I Was Brodsky’s Minder
I simply cannot encourage you enough to read Philip Davis’s blog series on Moreover . I love it. Davis, the author of Bernard Malamud: A Writer’s Life, also seems to be a born blogger. Below is part three of his blog series, which originally appeared in here.
I thought I would get braver as I got older but (aged 54), not so. I remember the poet Joseph Brodsky saying to me, near the end of his life, “I used to be one of the Strong”—it was across a drink in a Liverpool bar—”but not now.”
I was Brodsky’s Minder. For two days. He came to Liverpool to do a lecture, a reading and a seminar. Three of us went to welcome him at a stiff dinner in a local hotel restaurant.
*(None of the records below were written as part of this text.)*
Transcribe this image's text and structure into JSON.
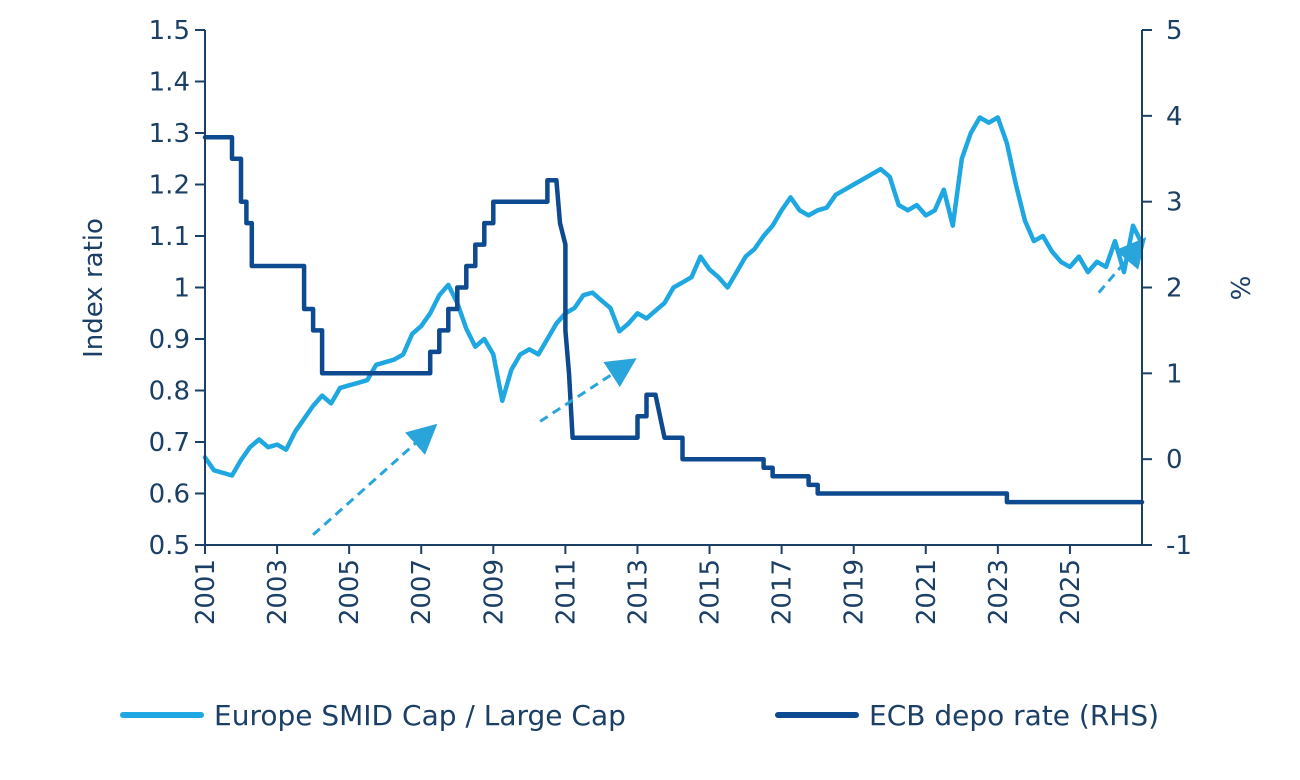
{
  "chart_data": {
    "type": "line",
    "ylabel_left": "Index ratio",
    "ylabel_right": "%",
    "x_ticks": [
      "2001",
      "2003",
      "2005",
      "2007",
      "2009",
      "2011",
      "2013",
      "2015",
      "2017",
      "2019",
      "2021",
      "2023",
      "2025"
    ],
    "y_left_ticks": [
      "0.5",
      "0.6",
      "0.7",
      "0.8",
      "0.9",
      "1",
      "1.1",
      "1.2",
      "1.3",
      "1.4",
      "1.5"
    ],
    "y_right_ticks": [
      "-1",
      "0",
      "1",
      "2",
      "3",
      "4",
      "5"
    ],
    "y_left_range": [
      0.5,
      1.5
    ],
    "y_right_range": [
      -1,
      5
    ],
    "x_range": [
      2001,
      2027
    ],
    "colors": {
      "smid": "#1ea7e1",
      "ecb": "#0d4a8f",
      "axis": "#1c3f66"
    },
    "series": [
      {
        "name": "Europe SMID Cap / Large Cap",
        "axis": "left",
        "points": [
          [
            2001.0,
            0.67
          ],
          [
            2001.25,
            0.645
          ],
          [
            2001.5,
            0.64
          ],
          [
            2001.75,
            0.635
          ],
          [
            2002.0,
            0.665
          ],
          [
            2002.25,
            0.69
          ],
          [
            2002.5,
            0.705
          ],
          [
            2002.75,
            0.69
          ],
          [
            2003.0,
            0.695
          ],
          [
            2003.25,
            0.685
          ],
          [
            2003.5,
            0.72
          ],
          [
            2003.75,
            0.745
          ],
          [
            2004.0,
            0.77
          ],
          [
            2004.25,
            0.79
          ],
          [
            2004.5,
            0.775
          ],
          [
            2004.75,
            0.805
          ],
          [
            2005.0,
            0.81
          ],
          [
            2005.25,
            0.815
          ],
          [
            2005.5,
            0.82
          ],
          [
            2005.75,
            0.85
          ],
          [
            2006.0,
            0.855
          ],
          [
            2006.25,
            0.86
          ],
          [
            2006.5,
            0.87
          ],
          [
            2006.75,
            0.91
          ],
          [
            2007.0,
            0.925
          ],
          [
            2007.25,
            0.95
          ],
          [
            2007.5,
            0.985
          ],
          [
            2007.75,
            1.005
          ],
          [
            2008.0,
            0.97
          ],
          [
            2008.25,
            0.92
          ],
          [
            2008.5,
            0.885
          ],
          [
            2008.75,
            0.9
          ],
          [
            2009.0,
            0.87
          ],
          [
            2009.25,
            0.78
          ],
          [
            2009.5,
            0.84
          ],
          [
            2009.75,
            0.87
          ],
          [
            2010.0,
            0.88
          ],
          [
            2010.25,
            0.87
          ],
          [
            2010.5,
            0.9
          ],
          [
            2010.75,
            0.93
          ],
          [
            2011.0,
            0.95
          ],
          [
            2011.25,
            0.96
          ],
          [
            2011.5,
            0.985
          ],
          [
            2011.75,
            0.99
          ],
          [
            2012.0,
            0.975
          ],
          [
            2012.25,
            0.96
          ],
          [
            2012.5,
            0.915
          ],
          [
            2012.75,
            0.93
          ],
          [
            2013.0,
            0.95
          ],
          [
            2013.25,
            0.94
          ],
          [
            2013.5,
            0.955
          ],
          [
            2013.75,
            0.97
          ],
          [
            2014.0,
            1.0
          ],
          [
            2014.25,
            1.01
          ],
          [
            2014.5,
            1.02
          ],
          [
            2014.75,
            1.06
          ],
          [
            2015.0,
            1.035
          ],
          [
            2015.25,
            1.02
          ],
          [
            2015.5,
            1.0
          ],
          [
            2015.75,
            1.03
          ],
          [
            2016.0,
            1.06
          ],
          [
            2016.25,
            1.075
          ],
          [
            2016.5,
            1.1
          ],
          [
            2016.75,
            1.12
          ],
          [
            2017.0,
            1.15
          ],
          [
            2017.25,
            1.175
          ],
          [
            2017.5,
            1.15
          ],
          [
            2017.75,
            1.14
          ],
          [
            2018.0,
            1.15
          ],
          [
            2018.25,
            1.155
          ],
          [
            2018.5,
            1.18
          ],
          [
            2018.75,
            1.19
          ],
          [
            2019.0,
            1.2
          ],
          [
            2019.25,
            1.21
          ],
          [
            2019.5,
            1.22
          ],
          [
            2019.75,
            1.23
          ],
          [
            2020.0,
            1.215
          ],
          [
            2020.25,
            1.16
          ],
          [
            2020.5,
            1.15
          ],
          [
            2020.75,
            1.16
          ],
          [
            2021.0,
            1.14
          ],
          [
            2021.25,
            1.15
          ],
          [
            2021.5,
            1.19
          ],
          [
            2021.75,
            1.12
          ],
          [
            2022.0,
            1.25
          ],
          [
            2022.25,
            1.3
          ],
          [
            2022.5,
            1.33
          ],
          [
            2022.75,
            1.32
          ],
          [
            2023.0,
            1.33
          ],
          [
            2023.25,
            1.28
          ],
          [
            2023.5,
            1.2
          ],
          [
            2023.75,
            1.13
          ],
          [
            2024.0,
            1.09
          ],
          [
            2024.25,
            1.1
          ],
          [
            2024.5,
            1.07
          ],
          [
            2024.75,
            1.05
          ],
          [
            2025.0,
            1.04
          ],
          [
            2025.25,
            1.06
          ],
          [
            2025.5,
            1.03
          ],
          [
            2025.75,
            1.05
          ],
          [
            2026.0,
            1.04
          ],
          [
            2026.25,
            1.09
          ],
          [
            2026.5,
            1.03
          ],
          [
            2026.75,
            1.12
          ],
          [
            2027.0,
            1.085
          ]
        ]
      },
      {
        "name": "ECB depo rate (RHS)",
        "axis": "right",
        "points": [
          [
            2001.0,
            3.75
          ],
          [
            2001.75,
            3.75
          ],
          [
            2001.75,
            3.5
          ],
          [
            2002.0,
            3.5
          ],
          [
            2002.0,
            3.0
          ],
          [
            2002.15,
            3.0
          ],
          [
            2002.15,
            2.75
          ],
          [
            2002.3,
            2.75
          ],
          [
            2002.3,
            2.25
          ],
          [
            2003.75,
            2.25
          ],
          [
            2003.75,
            1.75
          ],
          [
            2004.0,
            1.75
          ],
          [
            2004.0,
            1.5
          ],
          [
            2004.25,
            1.5
          ],
          [
            2004.25,
            1.0
          ],
          [
            2007.25,
            1.0
          ],
          [
            2007.25,
            1.25
          ],
          [
            2007.5,
            1.25
          ],
          [
            2007.5,
            1.5
          ],
          [
            2007.75,
            1.5
          ],
          [
            2007.75,
            1.75
          ],
          [
            2008.0,
            1.75
          ],
          [
            2008.0,
            2.0
          ],
          [
            2008.25,
            2.0
          ],
          [
            2008.25,
            2.25
          ],
          [
            2008.5,
            2.25
          ],
          [
            2008.5,
            2.5
          ],
          [
            2008.75,
            2.5
          ],
          [
            2008.75,
            2.75
          ],
          [
            2009.0,
            2.75
          ],
          [
            2009.0,
            3.0
          ],
          [
            2010.5,
            3.0
          ],
          [
            2010.5,
            3.25
          ],
          [
            2010.75,
            3.25
          ],
          [
            2010.85,
            2.75
          ],
          [
            2011.0,
            2.5
          ],
          [
            2011.0,
            1.5
          ],
          [
            2011.1,
            1.0
          ],
          [
            2011.2,
            0.25
          ],
          [
            2013.0,
            0.25
          ],
          [
            2013.0,
            0.5
          ],
          [
            2013.25,
            0.5
          ],
          [
            2013.25,
            0.75
          ],
          [
            2013.5,
            0.75
          ],
          [
            2013.75,
            0.25
          ],
          [
            2014.25,
            0.25
          ],
          [
            2014.25,
            0.0
          ],
          [
            2016.5,
            0.0
          ],
          [
            2016.5,
            -0.1
          ],
          [
            2016.75,
            -0.1
          ],
          [
            2016.75,
            -0.2
          ],
          [
            2017.75,
            -0.2
          ],
          [
            2017.75,
            -0.3
          ],
          [
            2018.0,
            -0.3
          ],
          [
            2018.0,
            -0.4
          ],
          [
            2023.25,
            -0.4
          ],
          [
            2023.25,
            -0.5
          ],
          [
            2027.0,
            -0.5
          ]
        ]
      }
    ],
    "annotations": [
      {
        "type": "dashed-arrow",
        "from": [
          2004.0,
          0.52
        ],
        "to": [
          2007.2,
          0.72
        ],
        "axis": "left"
      },
      {
        "type": "dashed-arrow",
        "from": [
          2010.3,
          0.74
        ],
        "to": [
          2012.7,
          0.85
        ],
        "axis": "left"
      },
      {
        "type": "dashed-arrow",
        "from": [
          2025.8,
          0.99
        ],
        "to": [
          2026.9,
          1.08
        ],
        "axis": "left"
      }
    ]
  },
  "legend": {
    "items": [
      {
        "label": "Europe SMID Cap / Large Cap"
      },
      {
        "label": "ECB depo rate (RHS)"
      }
    ]
  }
}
Our hostess, whom Brodsky lated named The Lady, started off the first course with a great gush of the inauthentic. “Mr Brodsky”, she intoned, “I have noticed that so many of your poems contain the word ‘soul’.” “Madam”, was the immediate retort, “So many of my poems contain the word ‘shit’.”
It wasn’t pretty but it was pretty effective. He calmly looked around the table to see the effect, for or against at a stroke. He could tell my eyes were laughing, and that is how I was immediately enrolled as the Minder. “Is there anything I can do for you?” I said just before the next official dinner. “Just keep me away from The Lady,” was all he asked. I wedged myself between. He was smoking filter-tip cigarettes all night, despite his heart condition, and always ruthlessly pulled off the filter before he lit them. He could be a dangerous man to others too, particularly Germans. But I myself found in him only warmth, charm and excitement. He immediately decided he was going to buy a house in Liverpool. For my part, the attraction wasn’t that he was a famous poet: the art seemed no more than a bye-product of everything else that he was.
The actress Susannah York was also in Liverpool at the time of his visit and, knowing her a little, I invited her to hear Brodsky give his reading. He read his English poems, but halfway-through suddenly stopped and apologetically said that this was boring, and abruptly began to read in Russian instead. I don’t believe those people who tell you the sense still comes across even if you don’t understand the language. But what came across was Brodsky’s singing passion, the sense of his lost homeland, and the great crying tradition of Russian declamatory verse.
Later, when Susannah York had gone off to her evening performance in the Liverpool Playhouse, I was walking Brodsky to his hotel and suggested we go on to meet up with her at the stage door after the show. He couldn’t walk that far. But they were staying at the same hotel and he decided to leave her a note instead, suggesting they breakfast together the following morning. I left him to write his note in peace there in the lobby of the Liverpool Adelphi and came back in five minutes. He was still standing there, the paper blank before him. I wandered off again and came back in a few minutes. Still nothing. “For God’s sake”, I said, losing patience, “You are a Nobel Prize Winner for Literature. It’s only a note.” He looked at me: “These things take time”, he said. Then over his shoulder I watched him gradually write out in silent winning tones: “If it would not be too boring for you, could you manage breakfast with me tomorrow?”
Some people are events. It has not been an ordinary visit, he said to me at the close. “Phyeel”, he said to me as we parted, “We have to survive.”
It’s terrible when the great ones die, and leave a void filled only by remembering them and writing about them. I ended up becoming the biographer not of Brodsky but of Malamud—whom I never met. But I recall exactly where I was standing in our kitchen, when a friend came to tell me that he had just heard that Bernard Malamud had died. 18 March 1986. I remember thinking: So now I will never meet him. It was a silly thing to think because I had never had any plan to do so. And the publisher Roger Straus told me, years later, rather disdainfully, that Malamud was no charismatic Brodsky. But nearly twenty years later I met the man through his papers: I don’t know whether to put in the word “only” before “through”. The last note Malamud wrote himself on a small square of white paper found on his desk was the self-exhortation, “Don’t be fragile”, four times.